Tuesday, September 20, 2011

The Great Mariano

601. It is a number every baseball fan--no, every living creature--has lodged in his mind like a yowling cat stuck in a chimney. For 50 long years, this number has stood like a great colossus. Unflinching, unyielding, unsomething else. Set in stone. Fifty years. Warriors and kings lived and died, empires rose and fell, but 601 withstood the test of time like a yowling cat in a chimney who not only yowls but has the ability to withstand time-tests. 601? No poet has or dare I say "hath" come up with a sound so sweet. But after a half-century one great, noble moundsman came along and with a tiny arrow (after eight innings worth of other dudes had weakened it) and slayed the beast of 601. And fifty years of history came crashing to earth.

Fifty years.

Wait, what?

Fifty weeks?

The 601 save record stood for just fifty fuckin' WEEKS? The save rule hasn't even been around for fifty years?

Forget I said anything.

Comments:
Sterling kept saying how we will not see this record broken in our lifetime. I don't know, man. Things are getting more specialized, not less. It takes 40 saves a year for 15 years. We've only just begun the era where that's a possibility. Look at Eckersley. He was one of the first in the role as we know it today. He had already had a decade of starting before he became a closer. Had he done the "one inning at the end thing" for his whole career, he'd easily have more than 602. Now closers start their careers as closers, so I say that record gets broken. The fact that the last one stood for less than a year (okay, for five years from the point Hoffman broke the previous record) should tell you that.

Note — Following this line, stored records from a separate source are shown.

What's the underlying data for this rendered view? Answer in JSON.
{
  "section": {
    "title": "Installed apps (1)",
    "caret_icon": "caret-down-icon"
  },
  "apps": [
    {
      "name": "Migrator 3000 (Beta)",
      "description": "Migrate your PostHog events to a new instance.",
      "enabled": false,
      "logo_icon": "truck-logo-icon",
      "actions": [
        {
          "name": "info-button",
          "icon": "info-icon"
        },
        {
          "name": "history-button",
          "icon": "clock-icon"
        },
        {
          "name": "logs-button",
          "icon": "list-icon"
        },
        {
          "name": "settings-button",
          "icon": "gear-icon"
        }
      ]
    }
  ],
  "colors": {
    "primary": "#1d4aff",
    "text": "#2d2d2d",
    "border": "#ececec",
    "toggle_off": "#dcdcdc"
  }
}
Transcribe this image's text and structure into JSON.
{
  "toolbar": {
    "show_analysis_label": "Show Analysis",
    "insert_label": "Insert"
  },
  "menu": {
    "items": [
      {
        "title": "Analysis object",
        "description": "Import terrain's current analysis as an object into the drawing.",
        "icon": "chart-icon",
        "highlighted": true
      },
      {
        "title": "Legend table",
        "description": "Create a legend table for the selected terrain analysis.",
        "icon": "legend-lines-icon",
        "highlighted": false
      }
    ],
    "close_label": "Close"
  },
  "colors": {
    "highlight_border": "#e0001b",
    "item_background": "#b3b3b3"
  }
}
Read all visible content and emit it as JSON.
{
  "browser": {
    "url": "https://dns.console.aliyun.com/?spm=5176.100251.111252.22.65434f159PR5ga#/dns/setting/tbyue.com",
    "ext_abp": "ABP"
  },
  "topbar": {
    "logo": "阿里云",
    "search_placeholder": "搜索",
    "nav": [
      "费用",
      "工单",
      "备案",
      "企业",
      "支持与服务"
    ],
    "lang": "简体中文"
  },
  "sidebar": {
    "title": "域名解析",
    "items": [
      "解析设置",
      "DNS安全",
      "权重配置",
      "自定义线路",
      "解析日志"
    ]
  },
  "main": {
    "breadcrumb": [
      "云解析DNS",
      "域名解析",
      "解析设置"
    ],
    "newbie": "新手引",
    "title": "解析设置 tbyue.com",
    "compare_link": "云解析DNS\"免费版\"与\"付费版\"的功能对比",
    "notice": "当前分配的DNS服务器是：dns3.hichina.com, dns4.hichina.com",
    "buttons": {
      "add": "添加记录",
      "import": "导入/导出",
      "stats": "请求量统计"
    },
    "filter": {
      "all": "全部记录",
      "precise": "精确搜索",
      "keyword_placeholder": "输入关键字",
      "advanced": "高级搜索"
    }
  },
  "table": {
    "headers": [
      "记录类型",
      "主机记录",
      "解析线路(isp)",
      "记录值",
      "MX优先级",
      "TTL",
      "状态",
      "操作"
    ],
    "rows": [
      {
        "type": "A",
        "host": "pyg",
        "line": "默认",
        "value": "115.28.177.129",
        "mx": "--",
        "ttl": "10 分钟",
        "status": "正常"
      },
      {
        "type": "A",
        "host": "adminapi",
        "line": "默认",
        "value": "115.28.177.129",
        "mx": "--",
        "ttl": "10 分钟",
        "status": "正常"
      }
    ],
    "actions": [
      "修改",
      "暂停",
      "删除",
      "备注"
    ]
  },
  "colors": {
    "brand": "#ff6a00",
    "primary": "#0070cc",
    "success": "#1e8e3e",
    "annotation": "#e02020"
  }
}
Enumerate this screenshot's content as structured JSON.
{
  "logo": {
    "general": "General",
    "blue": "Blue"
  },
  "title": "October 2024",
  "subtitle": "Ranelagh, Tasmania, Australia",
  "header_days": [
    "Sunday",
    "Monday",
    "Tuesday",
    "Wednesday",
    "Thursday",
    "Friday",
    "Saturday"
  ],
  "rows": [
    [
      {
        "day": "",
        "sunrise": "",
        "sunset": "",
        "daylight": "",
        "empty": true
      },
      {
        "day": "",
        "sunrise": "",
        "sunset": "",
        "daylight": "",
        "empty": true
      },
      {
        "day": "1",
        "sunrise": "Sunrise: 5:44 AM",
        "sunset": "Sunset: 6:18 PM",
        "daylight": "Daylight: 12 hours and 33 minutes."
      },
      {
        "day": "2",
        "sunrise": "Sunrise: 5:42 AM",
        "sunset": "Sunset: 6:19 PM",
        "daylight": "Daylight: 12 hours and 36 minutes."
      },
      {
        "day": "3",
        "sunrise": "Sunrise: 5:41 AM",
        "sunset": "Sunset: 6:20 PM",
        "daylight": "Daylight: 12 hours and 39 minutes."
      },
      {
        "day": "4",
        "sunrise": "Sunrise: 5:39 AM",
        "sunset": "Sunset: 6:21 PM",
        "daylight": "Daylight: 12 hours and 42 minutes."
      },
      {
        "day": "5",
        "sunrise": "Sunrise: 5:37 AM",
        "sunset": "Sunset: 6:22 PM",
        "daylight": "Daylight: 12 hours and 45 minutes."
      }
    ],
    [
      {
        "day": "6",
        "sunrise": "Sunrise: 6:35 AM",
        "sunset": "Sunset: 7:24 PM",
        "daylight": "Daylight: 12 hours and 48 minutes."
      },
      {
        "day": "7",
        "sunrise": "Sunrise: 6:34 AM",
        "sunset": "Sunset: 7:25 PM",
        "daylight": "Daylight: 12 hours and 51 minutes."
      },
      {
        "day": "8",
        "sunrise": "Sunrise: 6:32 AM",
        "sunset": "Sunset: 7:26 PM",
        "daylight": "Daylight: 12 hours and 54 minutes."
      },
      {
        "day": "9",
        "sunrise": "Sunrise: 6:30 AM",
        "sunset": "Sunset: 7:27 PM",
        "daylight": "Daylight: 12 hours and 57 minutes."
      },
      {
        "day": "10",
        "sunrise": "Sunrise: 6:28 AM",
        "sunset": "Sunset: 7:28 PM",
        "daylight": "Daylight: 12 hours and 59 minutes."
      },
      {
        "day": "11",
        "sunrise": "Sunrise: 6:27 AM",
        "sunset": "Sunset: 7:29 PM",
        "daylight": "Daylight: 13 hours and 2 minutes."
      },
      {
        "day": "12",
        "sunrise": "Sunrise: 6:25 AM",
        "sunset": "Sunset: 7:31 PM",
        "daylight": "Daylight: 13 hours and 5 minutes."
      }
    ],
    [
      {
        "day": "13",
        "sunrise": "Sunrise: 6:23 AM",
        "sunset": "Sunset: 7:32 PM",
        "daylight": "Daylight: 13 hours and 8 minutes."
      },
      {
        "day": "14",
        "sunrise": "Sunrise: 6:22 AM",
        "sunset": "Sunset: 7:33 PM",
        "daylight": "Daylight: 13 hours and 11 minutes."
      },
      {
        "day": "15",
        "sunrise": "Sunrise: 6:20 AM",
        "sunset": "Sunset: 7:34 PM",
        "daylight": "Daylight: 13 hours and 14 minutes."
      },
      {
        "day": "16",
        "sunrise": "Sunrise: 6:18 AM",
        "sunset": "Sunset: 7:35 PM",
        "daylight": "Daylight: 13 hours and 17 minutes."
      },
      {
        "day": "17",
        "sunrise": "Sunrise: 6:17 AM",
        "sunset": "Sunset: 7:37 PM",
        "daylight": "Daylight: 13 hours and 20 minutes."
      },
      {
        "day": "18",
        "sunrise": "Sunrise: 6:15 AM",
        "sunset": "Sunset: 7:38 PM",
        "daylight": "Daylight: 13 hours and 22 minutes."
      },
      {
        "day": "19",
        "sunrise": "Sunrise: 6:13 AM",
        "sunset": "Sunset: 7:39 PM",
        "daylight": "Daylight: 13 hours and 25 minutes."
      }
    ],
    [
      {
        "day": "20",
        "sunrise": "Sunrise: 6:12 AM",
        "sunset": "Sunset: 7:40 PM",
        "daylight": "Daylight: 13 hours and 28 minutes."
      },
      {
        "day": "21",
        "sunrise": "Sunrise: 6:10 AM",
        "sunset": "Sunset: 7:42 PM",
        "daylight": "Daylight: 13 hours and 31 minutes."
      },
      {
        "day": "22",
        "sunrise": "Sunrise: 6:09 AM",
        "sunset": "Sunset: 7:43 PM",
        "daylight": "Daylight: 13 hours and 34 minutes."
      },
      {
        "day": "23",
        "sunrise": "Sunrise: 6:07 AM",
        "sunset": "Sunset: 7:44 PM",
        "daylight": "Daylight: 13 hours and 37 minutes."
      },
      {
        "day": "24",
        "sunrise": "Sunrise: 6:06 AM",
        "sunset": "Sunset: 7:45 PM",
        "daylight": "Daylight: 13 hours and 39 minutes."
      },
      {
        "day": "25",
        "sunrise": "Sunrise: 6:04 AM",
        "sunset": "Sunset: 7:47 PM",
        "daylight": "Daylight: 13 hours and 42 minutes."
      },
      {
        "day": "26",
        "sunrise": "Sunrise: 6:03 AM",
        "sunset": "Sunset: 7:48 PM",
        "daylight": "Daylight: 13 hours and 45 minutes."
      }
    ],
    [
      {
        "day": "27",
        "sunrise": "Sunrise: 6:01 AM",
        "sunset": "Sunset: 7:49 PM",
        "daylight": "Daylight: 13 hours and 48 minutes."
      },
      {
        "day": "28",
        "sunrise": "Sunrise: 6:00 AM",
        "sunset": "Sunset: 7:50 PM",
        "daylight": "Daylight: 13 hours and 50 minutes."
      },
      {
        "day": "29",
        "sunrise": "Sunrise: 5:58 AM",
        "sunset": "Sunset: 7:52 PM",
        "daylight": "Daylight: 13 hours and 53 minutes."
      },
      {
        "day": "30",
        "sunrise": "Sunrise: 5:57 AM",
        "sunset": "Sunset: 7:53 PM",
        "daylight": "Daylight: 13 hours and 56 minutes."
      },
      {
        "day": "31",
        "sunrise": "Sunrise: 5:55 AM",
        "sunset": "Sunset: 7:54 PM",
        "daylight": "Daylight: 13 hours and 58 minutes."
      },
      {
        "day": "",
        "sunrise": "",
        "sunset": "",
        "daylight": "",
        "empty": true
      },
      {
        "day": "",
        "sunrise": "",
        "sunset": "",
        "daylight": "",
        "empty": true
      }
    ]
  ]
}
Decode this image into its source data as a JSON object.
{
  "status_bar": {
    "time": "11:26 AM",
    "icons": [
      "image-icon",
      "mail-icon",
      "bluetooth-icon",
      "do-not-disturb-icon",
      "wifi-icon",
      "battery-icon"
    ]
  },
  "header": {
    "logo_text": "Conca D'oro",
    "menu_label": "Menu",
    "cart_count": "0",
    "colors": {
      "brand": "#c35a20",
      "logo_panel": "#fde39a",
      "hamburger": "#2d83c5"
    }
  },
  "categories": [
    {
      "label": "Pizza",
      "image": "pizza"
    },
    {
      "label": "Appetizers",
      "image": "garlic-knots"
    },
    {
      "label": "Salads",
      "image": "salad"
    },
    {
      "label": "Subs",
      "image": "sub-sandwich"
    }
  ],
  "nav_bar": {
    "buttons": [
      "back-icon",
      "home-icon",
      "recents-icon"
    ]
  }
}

And I know that they've gone back and awarded saves throughout history, from before the rule was made. But, A. look at all these guys in the 60s/70s/80s who would pitch way more than one inning at a time, and weren't just put in when the team was winning. Put those guys in the modern closer role, and they break 602 without breaking a sweat.

And go back to the early 1900s. Take any of those great pitchers and tell 'em they only have to get three outs, they break the record easily too.

Mo's good (although even he will tell you his strike zone is bigger than everyone else--that's called having an unfair advantage), but you can't judge it on skewed numbers.